In most cases, increasing real performance increases perceived performance, but when real performance cannot be increased due to physical limitations, techniques can be used to increase perceived performance at the cost of marginally decreasing real performance. For example, drawing and refreshing a progress bar while loading a file satisfies the user who is watching, but steals time from the process that is actually loading the file, but usually this is only a very small amount of time. All such techniques must exploit the inability of the user to accurately judge real performance, or they would be considered detrimental to performance.

Techniques for improving perceived performance may include more than just decreasing the delay between the user's request and visual feedback. Sometimes an increase in delay can be perceived as a performance improvement, such as when a variable controlled by the user is set to a running average of the users input. This can give the impression of smoother motion, but the controlled variable always reaches the desired value a bit late. Since it smooths out hi-frequency jitter, when the user is attempting to hold the value constant, they may feel like they are succeeding more readily. This kind of compromise would be appropriate for control of a sniper rifle in a video game. Another example may be doing trivial computation ahead of time rather than after a user triggers an action, such as pre-sorting a large list of data before a user wants to see it.

A technique to measure and interpret perceived performance remote systems is shown in a 2003 and updated in 2005 for virtual machines.

== Web Performance ==
For Web Performance optimization, perceived performance plays an important role. It tricks the user into thinking a site loads faster than it actually is. To achieve that, render-blocking resources will be loaded last in order to let the browser render the other elements first: like text content, images. In this way, even though the browser loads the same elements, by loading the non-blocking resources first, the user starts to see some content immediately. This trick improves the perceived performance, improving the overall user experience.

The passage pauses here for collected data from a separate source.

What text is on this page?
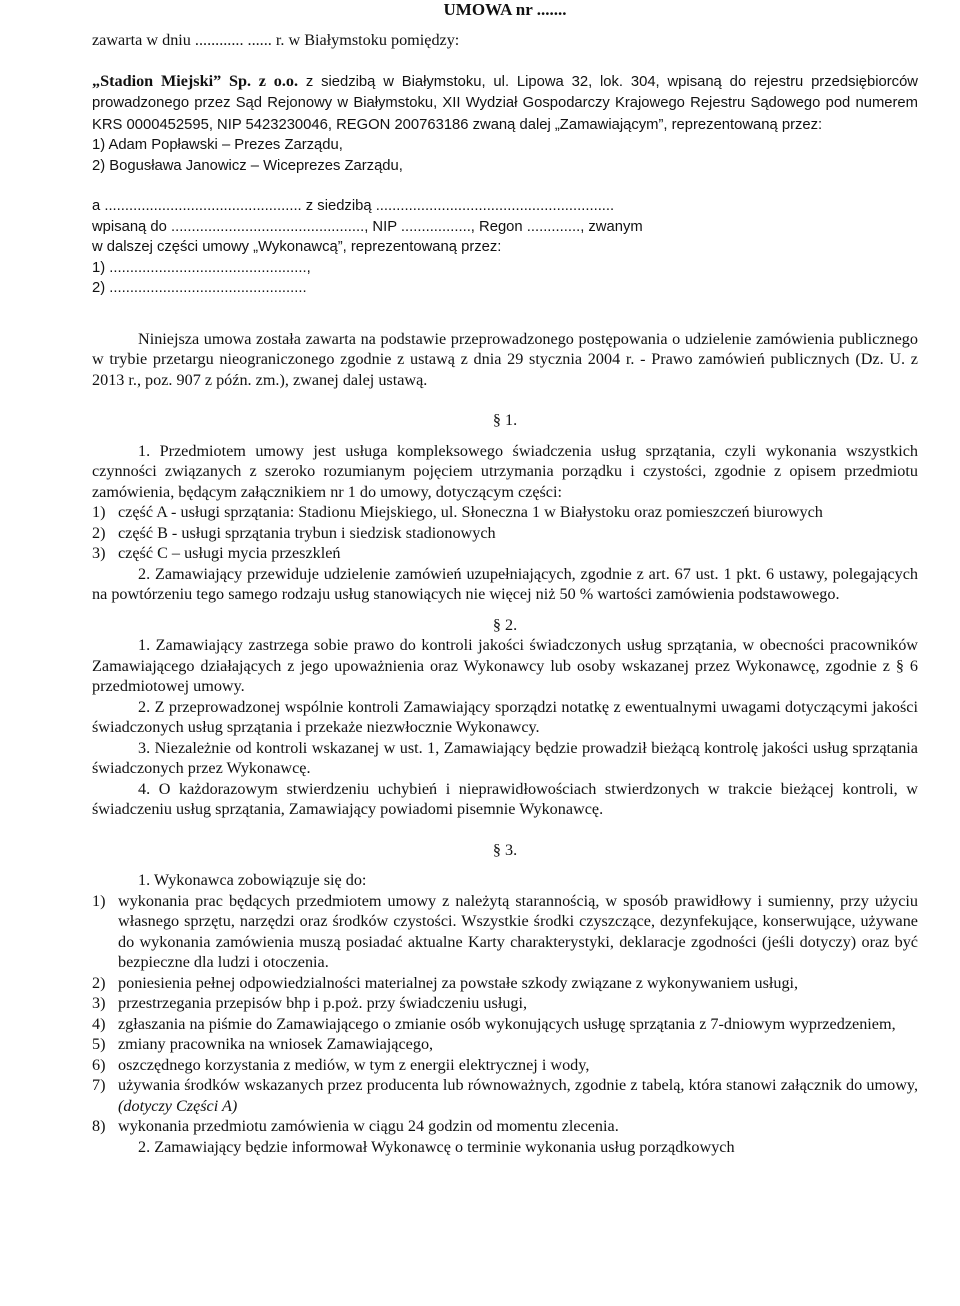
UMOWA nr .......

zawarta w dniu ............ ...... r. w Białymstoku pomiędzy:

„Stadion Miejski” Sp. z o.o. z siedzibą w Białymstoku, ul. Lipowa 32, lok. 304, wpisaną do rejestru przedsiębiorców prowadzonego przez Sąd Rejonowy w Białymstoku, XII Wydział Gospodarczy Krajowego Rejestru Sądowego pod numerem KRS 0000452595, NIP 5423230046, REGON 200763186 zwaną dalej „Zamawiającym”, reprezentowaną przez:

1) Adam Popławski – Prezes Zarządu,

2) Bogusława Janowicz – Wiceprezes Zarządu,

a ................................................ z siedzibą ..........................................................

wpisaną do ..............................................., NIP ................., Regon ............., zwanym

w dalszej części umowy „Wykonawcą”, reprezentowaną przez:

1) ................................................,

2) ................................................

Niniejsza umowa została zawarta na podstawie przeprowadzonego postępowania o udzielenie zamówienia publicznego w trybie przetargu nieograniczonego zgodnie z ustawą z dnia 29 stycznia 2004 r. - Prawo zamówień publicznych (Dz. U. z 2013 r., poz. 907 z późn. zm.), zwanej dalej ustawą.

§ 1.

1. Przedmiotem umowy jest usługa kompleksowego świadczenia usług sprzątania, czyli wykonania wszystkich czynności związanych z szeroko rozumianym pojęciem utrzymania porządku i czystości, zgodnie z opisem przedmiotu zamówienia, będącym załącznikiem nr 1 do umowy, dotyczącym części:

1) część A - usługi sprzątania: Stadionu Miejskiego, ul. Słoneczna 1 w Białystoku oraz pomieszczeń biurowych
2) część B - usługi sprzątania trybun i siedzisk stadionowych
3) część C – usługi mycia przeszkleń

2. Zamawiający przewiduje udzielenie zamówień uzupełniających, zgodnie z art. 67 ust. 1 pkt. 6 ustawy, polegających na powtórzeniu tego samego rodzaju usług stanowiących nie więcej niż 50 % wartości zamówienia podstawowego.

§ 2.

1. Zamawiający zastrzega sobie prawo do kontroli jakości świadczonych usług sprzątania, w obecności pracowników Zamawiającego działających z jego upoważnienia oraz Wykonawcy lub osoby wskazanej przez Wykonawcę, zgodnie z § 6 przedmiotowej umowy.

2. Z przeprowadzonej wspólnie kontroli Zamawiający sporządzi notatkę z ewentualnymi uwagami dotyczącymi jakości świadczonych usług sprzątania i przekaże niezwłocznie Wykonawcy.

3. Niezależnie od kontroli wskazanej w ust. 1, Zamawiający będzie prowadził bieżącą kontrolę jakości usług sprzątania świadczonych przez Wykonawcę.

4. O każdorazowym stwierdzeniu uchybień i nieprawidłowościach stwierdzonych w trakcie bieżącej kontroli, w świadczeniu usług sprzątania, Zamawiający powiadomi pisemnie Wykonawcę.

§ 3.

1. Wykonawca zobowiązuje się do:

1) wykonania prac będących przedmiotem umowy z należytą starannością, w sposób prawidłowy i sumienny, przy użyciu własnego sprzętu, narzędzi oraz środków czystości. Wszystkie środki czyszczące, dezynfekujące, konserwujące, używane do wykonania zamówienia muszą posiadać aktualne Karty charakterystyki, deklaracje zgodności (jeśli dotyczy) oraz być bezpieczne dla ludzi i otoczenia.
2) poniesienia pełnej odpowiedzialności materialnej za powstałe szkody związane z wykonywaniem usługi,
3) przestrzegania przepisów bhp i p.poż. przy świadczeniu usługi,
4) zgłaszania na piśmie do Zamawiającego o zmianie osób wykonujących usługę sprzątania z 7-dniowym wyprzedzeniem,
5) zmiany pracownika na wniosek Zamawiającego,
6) oszczędnego korzystania z mediów, w tym z energii elektrycznej i wody,
7) używania środków wskazanych przez producenta lub równoważnych, zgodnie z tabelą, która stanowi załącznik do umowy, (dotyczy Części A)
8) wykonania przedmiotu zamówienia w ciągu 24 godzin od momentu zlecenia.

2. Zamawiający będzie informował Wykonawcę o terminie wykonania usług porządkowych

Here are the main perceived performance steps for better user experiences:

Minimize initial page load

Load only the resources you need in order to display the first content seen by the user. After these resources are loaded, the rest of the resources can be loaded.

Interactive elements should be available

Elements that are interactive, that the user can click on or interact with, should be able to perform those actions as soon as possible. Even with the rest of the page being still loaded, if the user can interact faster with the page, the user will perceive the site as being fast.

Avoid rendering elements that can cause flicker on screen

Elements like fonts or content that takes longer to load should be avoided as much as possible. When loading fonts, try to adjust their size and appearance closer to the default browser styles. In this way, when the font will be loaded, the switch won't look weird and be obvious. For images, charts, or embedded content, make sure you have a placeholder that has the same with and height. In this way when the content comes, the screen won't flicker and the height of the page won't change.

=== Tools ===
In order to improve the perceived performance of a web page, there are numerous tools that can be helpful:

Google Chrome: DevTools provides ways to measure the performance of a site giving you insights on how to improve.

Webpagetest - SpeedIndex represents the average time it takes for the visible part of a site to be displayed.